Universidade Columbia quer mais brasileiros entre seus alunos

Alta cúpula da instituição apresentou a universidade aos brasileiros em evento da Fundação Estudar

Estadão.edu,

22 Março 2012 | 09h26

O ciclo Grandes Universidades trouxe a São Paulo na noite desta quarta-feira, 21, o alto escalão de Columbia, uma das joias da Ivy League americana. O reitor Lee Bollinger e outros dirigentes da instituição apresentaram ao público o objetivo de ampliar a presença de jovens brasileiros entre seus alunos da graduação e da pós. O evento, promovido pela Fundação Estudar com apoio do Estadão.edu, ocorreu no Insper, na Vila Olímpia, zona sul.

 

Na semana passada a universidade convidada foi a Singularity, escola high-tech do Vale do Silício americano.

 

Fundada em 1754, Columbia é um dos exemplos mais notáveis da opulência do ensino superior nos Estados Unidos. Financiada por um fundo de perto de US$ 8 bilhões, alimentado por investimentos e doações, tem pouco mais de 27 mil estudantes. Lidera a lista de universidades com ganhadores do Nobel (são 40 prêmios até hoje). Estudaram em Columbia três presidentes americanos, entre eles o atual, Barack Obama.

 

Ao anunciar a instalação de um escritório global da universidade no Rio de Janeiro - o oitavo do mundo - Bollinger explicou que o objetivo é entender o que acontece nas diferentes partes do planeta. Nesses centros, alunos e professores realizam projetos de pesquisa de forma colaborativa com seus pares de outros países. "Temos de enfrentar o desafio excitante de compreender a globalização." O reitor também deu uma aula magna sobre liberdade de imprensa.

 

A mais internacional das faculdades de Columbia é a Escola de Políticas Públicas e Relações Internacionais (Sipa, na sigla em inglês), onde metade dos alunos é de estrangeiros. Apesar disso, o diretor da unidade, Robert Lieberman, fez uma palestra sobre a distribuição de renda nos EUA. "Continuamos um país rico, mas a riqueza é mal distribuída em razão de mudanças na legislação nos últimos 30 anos."

 

Já o pró-reitor acadêmico da universidade nova-iorquina, John Coatsworth, afirmou, em tom de brincadeira, que Columbia é "a melhor e mais interessante universidade de Nova York". Ele apresentou uma conferência sobre o fortalecimento econômico e político do Brasil.

 

Para o empresário Jorge Paulo Lemann, um dos mantenedores da Fundação Estudar, o fato de estar situada em Nova York faz de Columbia uma universidade em processo contínuo de revitalização. "O frescor se renova a cada momento", disse.

 

Painel

 

O evento terminou com uma mesa-redonda de ex-alunos de Columbia cujos estudos foram bancados pela Fundação Estudar.
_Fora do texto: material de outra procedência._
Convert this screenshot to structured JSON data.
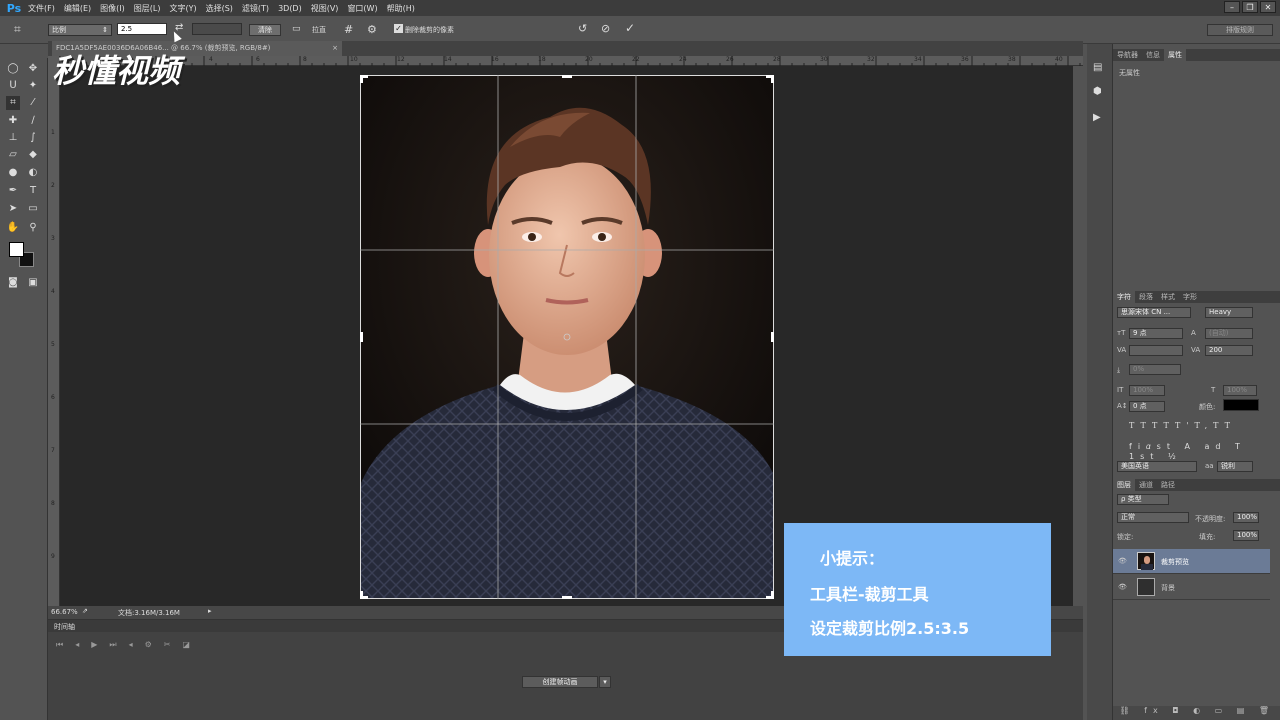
{
  "app": {
    "logo": "Ps"
  },
  "menu": [
    "文件(F)",
    "编辑(E)",
    "图像(I)",
    "图层(L)",
    "文字(Y)",
    "选择(S)",
    "滤镜(T)",
    "3D(D)",
    "视图(V)",
    "窗口(W)",
    "帮助(H)"
  ],
  "window_buttons": [
    "–",
    "❐",
    "✕"
  ],
  "options": {
    "ratio_preset": "比例",
    "width_value": "2.5",
    "height_value": "",
    "clear_label": "清除",
    "straighten_label": "拉直",
    "delete_pixels_label": "删除裁剪的像素",
    "delete_pixels_checked": true,
    "workspace_label": "排版规则"
  },
  "document": {
    "tab_title": "FDC1A5DF5AE0036D6A06B46... @ 66.7% (裁剪预览, RGB/8#)",
    "zoom": "66.67%",
    "doc_size": "文档:3.16M/3.16M"
  },
  "ruler": {
    "top": [
      "2",
      "0",
      "2",
      "4",
      "6",
      "8",
      "10",
      "12",
      "14",
      "16",
      "18",
      "20",
      "22",
      "24",
      "26",
      "28",
      "30",
      "32",
      "34",
      "36",
      "38",
      "40"
    ],
    "left": [
      "1",
      "2",
      "3",
      "4",
      "5",
      "6",
      "7",
      "8",
      "9"
    ]
  },
  "watermark": "秒懂视频",
  "timeline": {
    "tab": "时间轴",
    "create_button": "创建帧动画"
  },
  "panels": {
    "top_tabs": [
      "导航器",
      "信息",
      "属性"
    ],
    "properties_text": "无属性",
    "char_tabs": [
      "字符",
      "段落",
      "样式",
      "字形"
    ],
    "font_family": "思源宋体 CN ...",
    "font_style": "Heavy",
    "font_size": "9 点",
    "leading": "(自动)",
    "kerning": "",
    "tracking": "200",
    "vscale_pct": "0%",
    "scale_a": "100%",
    "scale_b": "100%",
    "baseline": "0 点",
    "color_label": "颜色:",
    "language": "美国英语",
    "aa_label": "aa",
    "aa_mode": "锐利",
    "layers_tabs": [
      "图层",
      "通道",
      "路径"
    ],
    "filter_kind": "ρ 类型",
    "blend_mode": "正常",
    "opacity_label": "不透明度:",
    "opacity_value": "100%",
    "lock_label": "锁定:",
    "fill_label": "填充:",
    "fill_value": "100%",
    "layers": [
      {
        "name": "裁剪预览",
        "selected": true
      },
      {
        "name": "背景",
        "selected": false
      }
    ]
  },
  "tip": {
    "title": "小提示：",
    "line1": "工具栏-裁剪工具",
    "line2": "设定裁剪比例2.5:3.5"
  },
  "colors": {
    "accent": "#31a8ff",
    "tip_bg": "#7db8f6",
    "panel_bg": "#535353",
    "workspace": "#282828"
  }
}
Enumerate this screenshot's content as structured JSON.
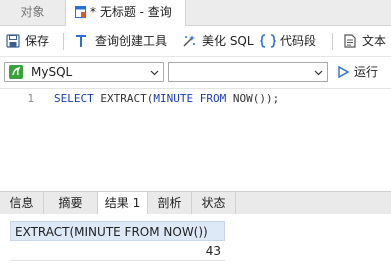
{
  "tabs": {
    "objects": "对象",
    "query": "* 无标题 - 查询"
  },
  "toolbar": {
    "save": "保存",
    "query_builder": "查询创建工具",
    "beautify": "美化 SQL",
    "snippet": "代码段",
    "text": "文本"
  },
  "connection": {
    "selected": "MySQL",
    "database": "",
    "run": "运行"
  },
  "editor": {
    "line_number": "1",
    "tokens": [
      "SELECT",
      " EXTRACT(",
      "MINUTE",
      " ",
      "FROM",
      " NOW());"
    ]
  },
  "result_tabs": [
    "信息",
    "摘要",
    "结果 1",
    "剖析",
    "状态"
  ],
  "active_result_tab": "结果 1",
  "grid": {
    "column": "EXTRACT(MINUTE FROM NOW())",
    "value": "43"
  },
  "colors": {
    "keyword": "#1a3cb8",
    "accent": "#2a6fd6",
    "connection_icon": "#3aa23a",
    "header_bg": "#dde9f6"
  },
  "icons": [
    "save-icon",
    "query-builder-icon",
    "beautify-icon",
    "snippet-icon",
    "text-icon",
    "mysql-icon",
    "run-icon",
    "chevron-down-icon",
    "query-tab-icon"
  ]
}
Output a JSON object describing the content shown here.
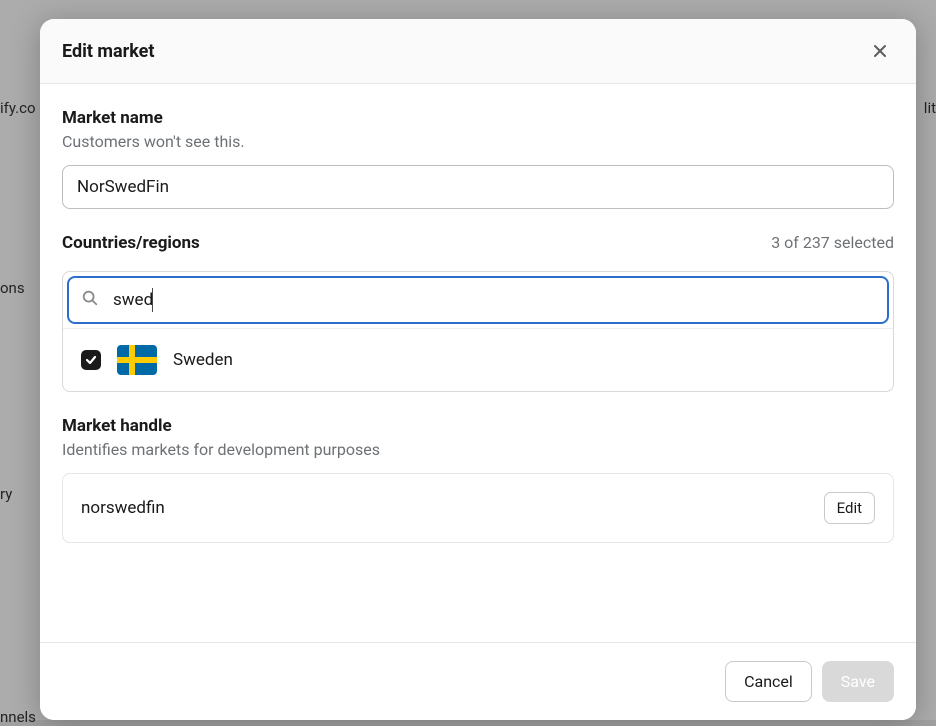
{
  "backdrop": {
    "text1": "ify.co",
    "text2": "ons",
    "text3": "ry",
    "text4": "nnels",
    "text5": "lit"
  },
  "modal": {
    "title": "Edit market",
    "market_name": {
      "label": "Market name",
      "help": "Customers won't see this.",
      "value": "NorSwedFin"
    },
    "countries": {
      "label": "Countries/regions",
      "selected_text": "3 of 237 selected",
      "search_value": "swed",
      "options": [
        {
          "label": "Sweden",
          "checked": true,
          "flag": "se"
        }
      ]
    },
    "handle": {
      "label": "Market handle",
      "help": "Identifies markets for development purposes",
      "value": "norswedfin",
      "edit_label": "Edit"
    },
    "footer": {
      "cancel": "Cancel",
      "save": "Save"
    }
  }
}
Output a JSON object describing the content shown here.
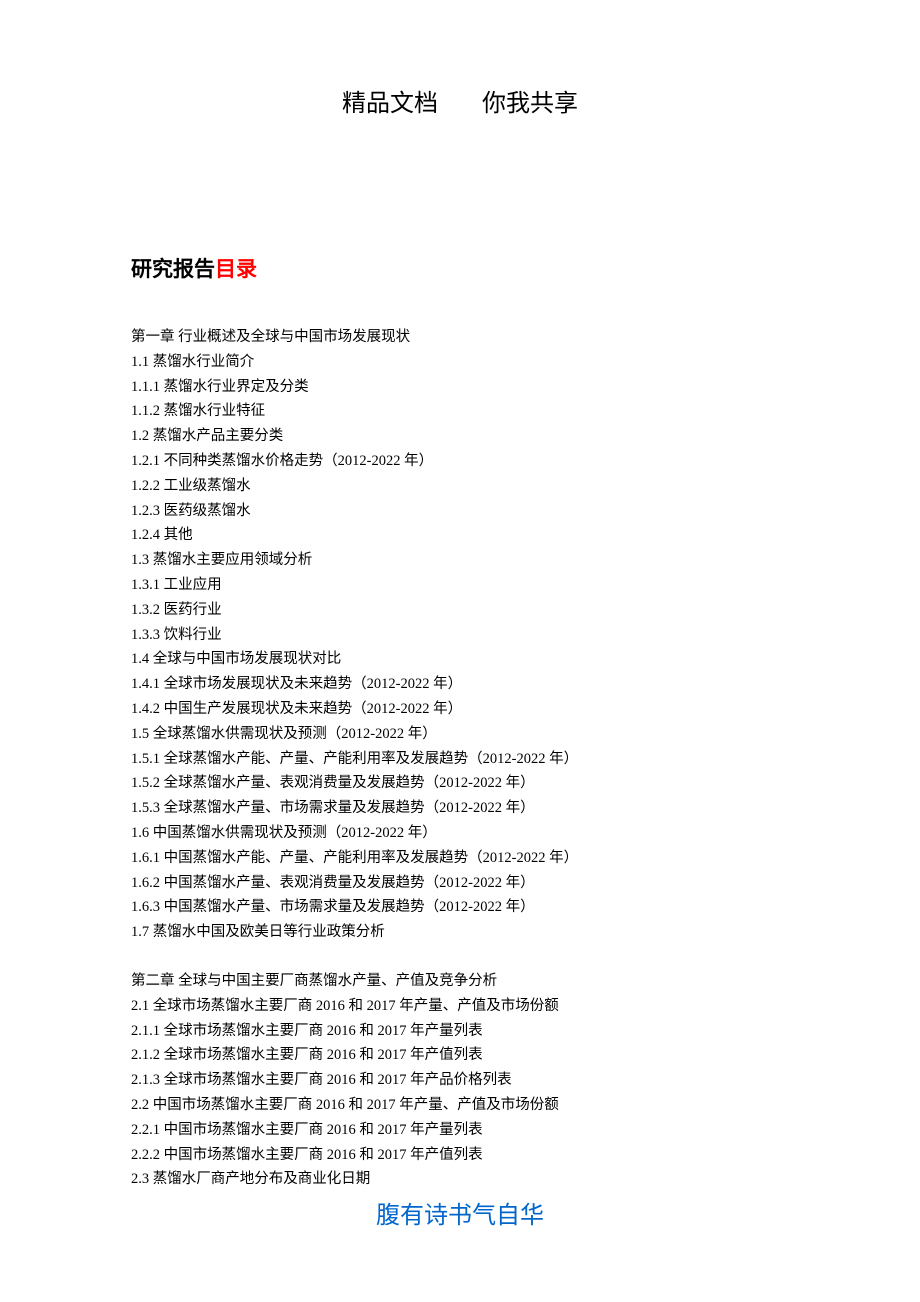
{
  "header": {
    "left": "精品文档",
    "right": "你我共享"
  },
  "title": {
    "prefix": "研究报告",
    "suffix": "目录"
  },
  "toc": {
    "chapter1": {
      "heading": "第一章 行业概述及全球与中国市场发展现状",
      "items": [
        "1.1 蒸馏水行业简介",
        "1.1.1 蒸馏水行业界定及分类",
        "1.1.2 蒸馏水行业特征",
        "1.2 蒸馏水产品主要分类",
        "1.2.1 不同种类蒸馏水价格走势（2012-2022 年）",
        "1.2.2 工业级蒸馏水",
        "1.2.3 医药级蒸馏水",
        "1.2.4 其他",
        "1.3 蒸馏水主要应用领域分析",
        "1.3.1 工业应用",
        "1.3.2 医药行业",
        "1.3.3 饮料行业",
        "1.4 全球与中国市场发展现状对比",
        "1.4.1 全球市场发展现状及未来趋势（2012-2022 年）",
        "1.4.2 中国生产发展现状及未来趋势（2012-2022 年）",
        "1.5 全球蒸馏水供需现状及预测（2012-2022 年）",
        "1.5.1 全球蒸馏水产能、产量、产能利用率及发展趋势（2012-2022 年）",
        "1.5.2 全球蒸馏水产量、表观消费量及发展趋势（2012-2022 年）",
        "1.5.3 全球蒸馏水产量、市场需求量及发展趋势（2012-2022 年）",
        "1.6 中国蒸馏水供需现状及预测（2012-2022 年）",
        "1.6.1 中国蒸馏水产能、产量、产能利用率及发展趋势（2012-2022 年）",
        "1.6.2 中国蒸馏水产量、表观消费量及发展趋势（2012-2022 年）",
        "1.6.3 中国蒸馏水产量、市场需求量及发展趋势（2012-2022 年）",
        "1.7 蒸馏水中国及欧美日等行业政策分析"
      ]
    },
    "chapter2": {
      "heading": "第二章 全球与中国主要厂商蒸馏水产量、产值及竞争分析",
      "items": [
        "2.1 全球市场蒸馏水主要厂商 2016 和 2017 年产量、产值及市场份额",
        "2.1.1 全球市场蒸馏水主要厂商 2016 和 2017 年产量列表",
        "2.1.2 全球市场蒸馏水主要厂商 2016 和 2017 年产值列表",
        "2.1.3 全球市场蒸馏水主要厂商 2016 和 2017 年产品价格列表",
        "2.2 中国市场蒸馏水主要厂商 2016 和 2017 年产量、产值及市场份额",
        "2.2.1 中国市场蒸馏水主要厂商 2016 和 2017 年产量列表",
        "2.2.2 中国市场蒸馏水主要厂商 2016 和 2017 年产值列表",
        "2.3 蒸馏水厂商产地分布及商业化日期"
      ]
    }
  },
  "footer": "腹有诗书气自华"
}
O painel foi mediado por Ricardo Gandour, diretor de Conteúdo do Grupo Estado.

 

O advogado carioca Marcelo Barbosa, que concluiu em 1996 o mestrado em Direito, disse que ganhou seu primeiro endereço de e-mail pessoal em Columbia. Foi lá também que ele descobriu o Yahoo!, para fazer buscas na internet. "Na primeira vez em que usei, digitei Botafogo."

 

Para Marcelo, sócio-fundador do Vieira, Rezende, Barbosa e Guerreiro Advogados, o estudante que busca vaga em Columbia deve ter foco: "Planeje que experiência acadêmica você quer ter e monte um currículo de acordo", aconselhou.

 

Plinio Ribeiro montou um diário enquanto fez a pós em política pública, há cinco anos. Ele disse que a capacidade do aluno de agregar conhecimento à Columbia é determinante na seleção. "Eles pegam o que você leva para eles de background, absorvem e compartilham com os demais estudantes." Plínio é diretor executivo da Biofílica, empresa do setor focada na gestão e conservação de florestas na Amazônia.